The Importance of Words

My fiancé is leaving at the end of the month for a job and we will not be together for seven months. SEVEN MONTHS. Now I will the first to admit that I am a huge baby about long distance and that I most definitely have my fair share of abandonment issues (more on this later… maybe… if I’m in a sharing mood), but I feel like this amount of time is excessive for even the most normal people. And we are separated for the most exciting/boring adult thing ever: we both got really cool jobs, they’re just on opposite sides of the country. When I say opposite, I mean opposite. He will be in central Florida, where as I on the other hand will be in Hawaii. That’s over 4,000 miles people! I will admit I took the Hawaii job first, and in reality it doesn’t matter where he works because I’ll still be on an island, and you know, oceans. That big of a number does sound daunting and impressive though.

Now I didn’t write this post to only complain about my life (which in all reality I shouldn’t because things are going pretty well at the moment). I wanted to talk about the importance of words, especially related to my upcoming situation. Communication is one of the most important things when it comes to relationships, and our level of communicative intelligence is what makes us human to begin with. It’s the way we interact, share ideas, thoughts, feelings, discoveries, everything. And when the man you love (along with your family and friends) is an ocean away, words are really all you have. That’s why choosing them is so important. In a text, letter, email, phone call and even skype, human communication is almost limited to only words, and trust me, that’s when things get tricky.

When you don’t have a shared smile, a gentle touch, or an instantaneous reaction, things you take for granted in every day interactions can get just plain messy. Trust me, I know, my fiancé and I have been apart to some extent every summer that we have been together, with two of those summer being countries apart. A sarcastic comment can be taken wrong, jokes might not land, and when all you want is to be held you have a screen waiting for a response. Choosing words when they are all you have can be challenging, and while it may suck, it teaches you a lot. You learn that the thought put into the word is more important than the number of words. You know how to backtrack and re-explain things so they can be better understood out of context. You learn to interpret the meanings of things you might not completely understand, and even more, you learn to trust that your partner has the best intent behind those words. None of this was learned over night, however, and I’m sure there will still be days when I get irrationally offended by something that was meant to be sweet (I’m only human).

Sometimes, with the most important people, you can even run out of words. When all you do is talk, you can run out of things to talk about. This can be extremely frightening, and you may think to yourself this is one of the people I love most and we can’t even find anything to talk about?! We’re doomed! The connection is gone! PANIC! … At least, that thought process has gone through my mind more than a couple of times. And even though I still freak out about silence, I do not believe I am doomed, my fiancé and I still have that goofy connection, and I try to repress the urge to panic. Just like relationships become comfortable, and you can sit with your best friends doing nothing and saying nothing, those moments can happen in the context of words to. And that’s when you start typing out noises to keep the conversation going :).

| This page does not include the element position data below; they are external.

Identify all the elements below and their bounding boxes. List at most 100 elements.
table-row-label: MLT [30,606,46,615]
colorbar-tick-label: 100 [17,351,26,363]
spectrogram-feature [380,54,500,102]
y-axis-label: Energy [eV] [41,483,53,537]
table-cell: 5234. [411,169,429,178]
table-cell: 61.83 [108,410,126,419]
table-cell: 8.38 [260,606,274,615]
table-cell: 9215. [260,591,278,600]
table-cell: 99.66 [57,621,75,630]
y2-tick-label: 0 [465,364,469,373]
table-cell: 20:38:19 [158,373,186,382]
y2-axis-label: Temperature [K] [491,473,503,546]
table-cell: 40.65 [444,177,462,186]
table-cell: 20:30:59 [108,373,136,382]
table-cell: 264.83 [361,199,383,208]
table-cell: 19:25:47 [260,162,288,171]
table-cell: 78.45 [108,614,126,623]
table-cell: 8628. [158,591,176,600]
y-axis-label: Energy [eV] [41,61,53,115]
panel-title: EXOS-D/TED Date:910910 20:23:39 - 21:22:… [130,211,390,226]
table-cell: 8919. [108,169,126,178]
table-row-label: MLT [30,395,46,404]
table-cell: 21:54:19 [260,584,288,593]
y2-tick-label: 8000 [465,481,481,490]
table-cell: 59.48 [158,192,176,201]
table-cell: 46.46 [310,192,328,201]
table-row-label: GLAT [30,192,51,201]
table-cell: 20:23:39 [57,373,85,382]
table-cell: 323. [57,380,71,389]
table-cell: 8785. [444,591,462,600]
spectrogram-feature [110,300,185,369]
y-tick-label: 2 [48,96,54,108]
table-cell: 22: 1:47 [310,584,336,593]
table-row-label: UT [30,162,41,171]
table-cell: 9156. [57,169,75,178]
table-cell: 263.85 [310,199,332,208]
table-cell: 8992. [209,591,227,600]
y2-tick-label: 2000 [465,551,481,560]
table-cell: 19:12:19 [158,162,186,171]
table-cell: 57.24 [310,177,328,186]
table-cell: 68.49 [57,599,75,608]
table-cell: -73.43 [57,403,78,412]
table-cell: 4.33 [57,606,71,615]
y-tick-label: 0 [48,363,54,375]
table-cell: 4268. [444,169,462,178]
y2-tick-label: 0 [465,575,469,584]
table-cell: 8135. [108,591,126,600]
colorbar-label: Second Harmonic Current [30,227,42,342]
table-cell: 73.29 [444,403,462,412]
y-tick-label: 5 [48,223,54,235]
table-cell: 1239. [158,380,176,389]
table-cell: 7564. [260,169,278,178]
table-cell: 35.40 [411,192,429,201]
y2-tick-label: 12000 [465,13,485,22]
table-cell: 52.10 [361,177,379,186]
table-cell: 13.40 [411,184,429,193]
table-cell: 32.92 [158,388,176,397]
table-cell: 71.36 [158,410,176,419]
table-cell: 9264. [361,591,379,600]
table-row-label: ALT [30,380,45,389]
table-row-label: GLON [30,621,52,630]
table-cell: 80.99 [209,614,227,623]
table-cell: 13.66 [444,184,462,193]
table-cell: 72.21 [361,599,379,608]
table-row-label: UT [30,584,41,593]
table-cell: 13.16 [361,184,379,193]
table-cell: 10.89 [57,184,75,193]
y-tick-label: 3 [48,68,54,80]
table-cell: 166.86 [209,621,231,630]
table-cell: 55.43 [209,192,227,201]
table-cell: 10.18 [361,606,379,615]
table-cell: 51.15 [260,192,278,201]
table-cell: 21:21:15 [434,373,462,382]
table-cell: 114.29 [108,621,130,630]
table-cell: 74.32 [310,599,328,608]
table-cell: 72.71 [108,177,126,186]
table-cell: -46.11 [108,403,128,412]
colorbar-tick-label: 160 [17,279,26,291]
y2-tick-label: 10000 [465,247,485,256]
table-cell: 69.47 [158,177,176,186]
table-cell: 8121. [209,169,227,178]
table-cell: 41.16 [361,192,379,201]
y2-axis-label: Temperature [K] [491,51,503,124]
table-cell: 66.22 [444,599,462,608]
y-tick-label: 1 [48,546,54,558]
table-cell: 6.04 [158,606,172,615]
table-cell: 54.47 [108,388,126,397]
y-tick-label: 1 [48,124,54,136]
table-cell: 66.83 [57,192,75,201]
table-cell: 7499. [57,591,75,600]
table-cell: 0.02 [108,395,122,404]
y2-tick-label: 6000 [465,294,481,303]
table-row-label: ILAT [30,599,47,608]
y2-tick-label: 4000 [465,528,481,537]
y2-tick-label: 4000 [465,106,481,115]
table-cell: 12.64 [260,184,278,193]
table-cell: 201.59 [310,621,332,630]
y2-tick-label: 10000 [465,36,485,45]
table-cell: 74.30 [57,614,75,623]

The way in which we communicate with others is something that I think is way undervalued. Communication sets the tone for the entire relationship, and an ill chosen phrase or even word can send it in a direction that was not intended. Even in person, issues stemming from miscommunication may happen, hopefully leading towards clarifying communication instead of just frustration. I will be the first to admit that I run my mouth without thinking some most of the time, just ask basically anyone who knows me. I feel that by consciously working on it over the past, however, I have saved myself from some pretty irreversible slip ups. I’m not saying that we should censor ourselves in our daily lives, because that would just be plain stupid. What I am trying to articulate (if not long windedly) is that we should communicate with intent. What you say to the world is the only thing way the world knows what’s going on inside that noggin of yours, so you may want to try to do it right the first time, or the second, but more importantly the last time.